Noguchi T, Takada Y
Biochem J. 1978 Nov 1;175(2):765-8. doi: 10.1042/bj1750765.
Pyruvate (glyoxylate) aminotransferase from rat liver peroxisomes was highly purified and characterized. The enzyme preparation has a mol.wt. of approx. 80,000 with two identical subunits, and isoelectric point of 8.0 and a pH optimum between 8.0 and 8.5. The enzyme catalysed transamination between a number of L-amino acids and pyruvate or glyoxylate. The effective amino acceptors were pyruvate, phenylpyruvate and glyoxylate with serine, and glyoxylate and phenylpyruvate with alanine as amino donor. These properties and kinetic parameters of the enzyme are remarkably similar to those previously described for mitochondrial alanine-glyoxylate aminotransferase isoenzyme 1 from glucagon-injected rat liver [Noguchi, Okuno, Takada, Minatogawa, Okai & Kido (1978, Biochem. J. 169, 113-122].
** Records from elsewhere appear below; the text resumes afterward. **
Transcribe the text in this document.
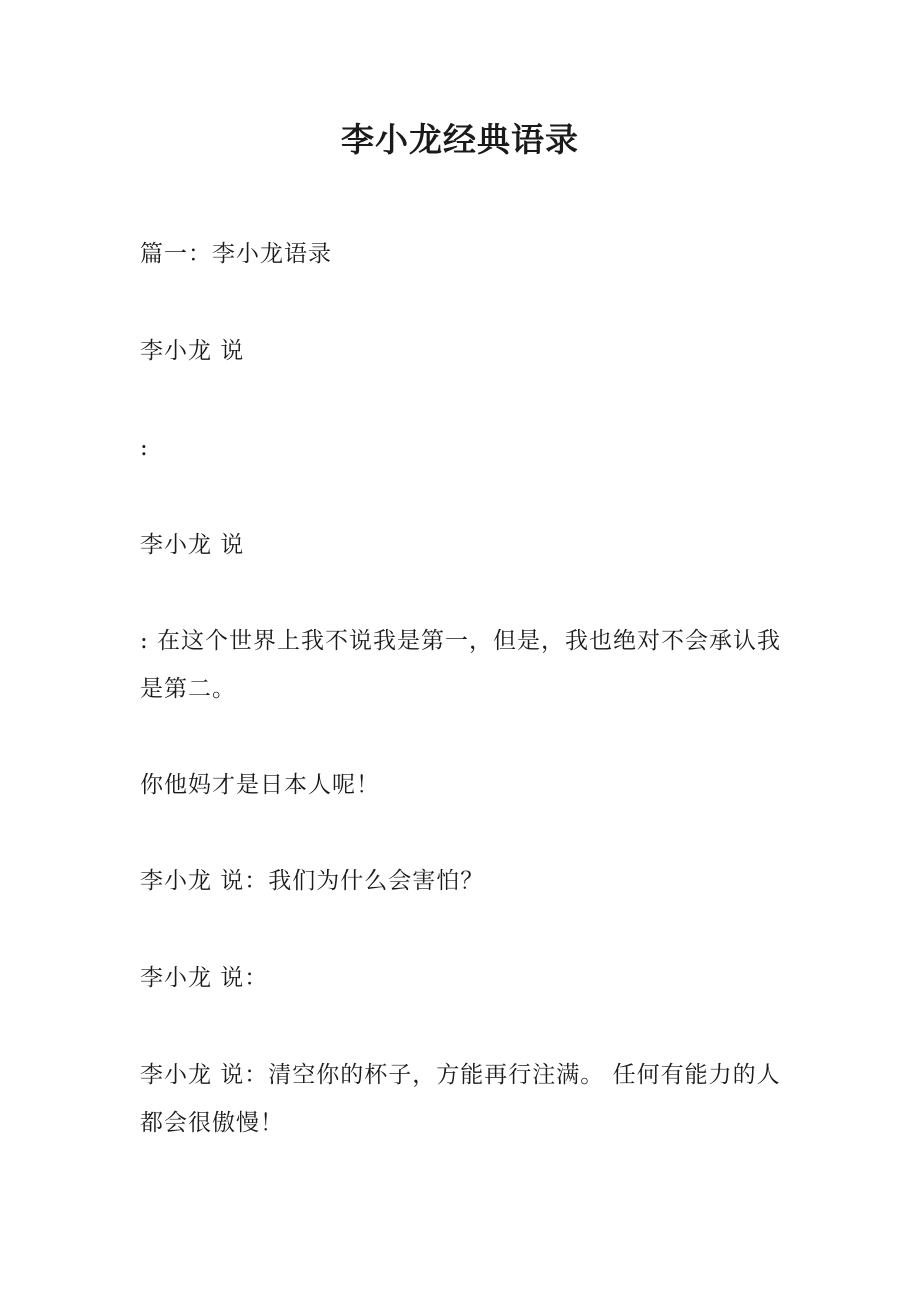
李小龙经典语录

篇一：李小龙语录

李小龙 说

:

李小龙 说

: 在这个世界上我不说我是第一，但是，我也绝对不会承认我是第二。

你他妈才是日本人呢！

李小龙 说：我们为什么会害怕？

李小龙 说：

李小龙 说：清空你的杯子，方能再行注满。 任何有能力的人都会很傲慢！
对来自大鼠肝脏过氧化物酶体的丙酮酸(乙醛酸)转氨酶进行了高度纯化和表征。该酶制剂的分子量约为80,000,有两个相同的亚基,等电点为8.0,最适pH在8.0至8.5之间。该酶催化多种L-氨基酸与丙酮酸或乙醛酸之间的转氨作用。有效的氨基受体是丙酮酸、苯丙酮酸和乙醛酸与丝氨酸,以及乙醛酸和苯丙酮酸与丙氨酸作为氨基供体。该酶的这些性质和动力学参数与先前描述的来自注射胰高血糖素的大鼠肝脏的线粒体丙氨酸-乙醛酸转氨酶同工酶1非常相似[野口、奥野、高田、皆藤川、冈井和木户(1978年,《生物化学杂志》169,113 - 122)]。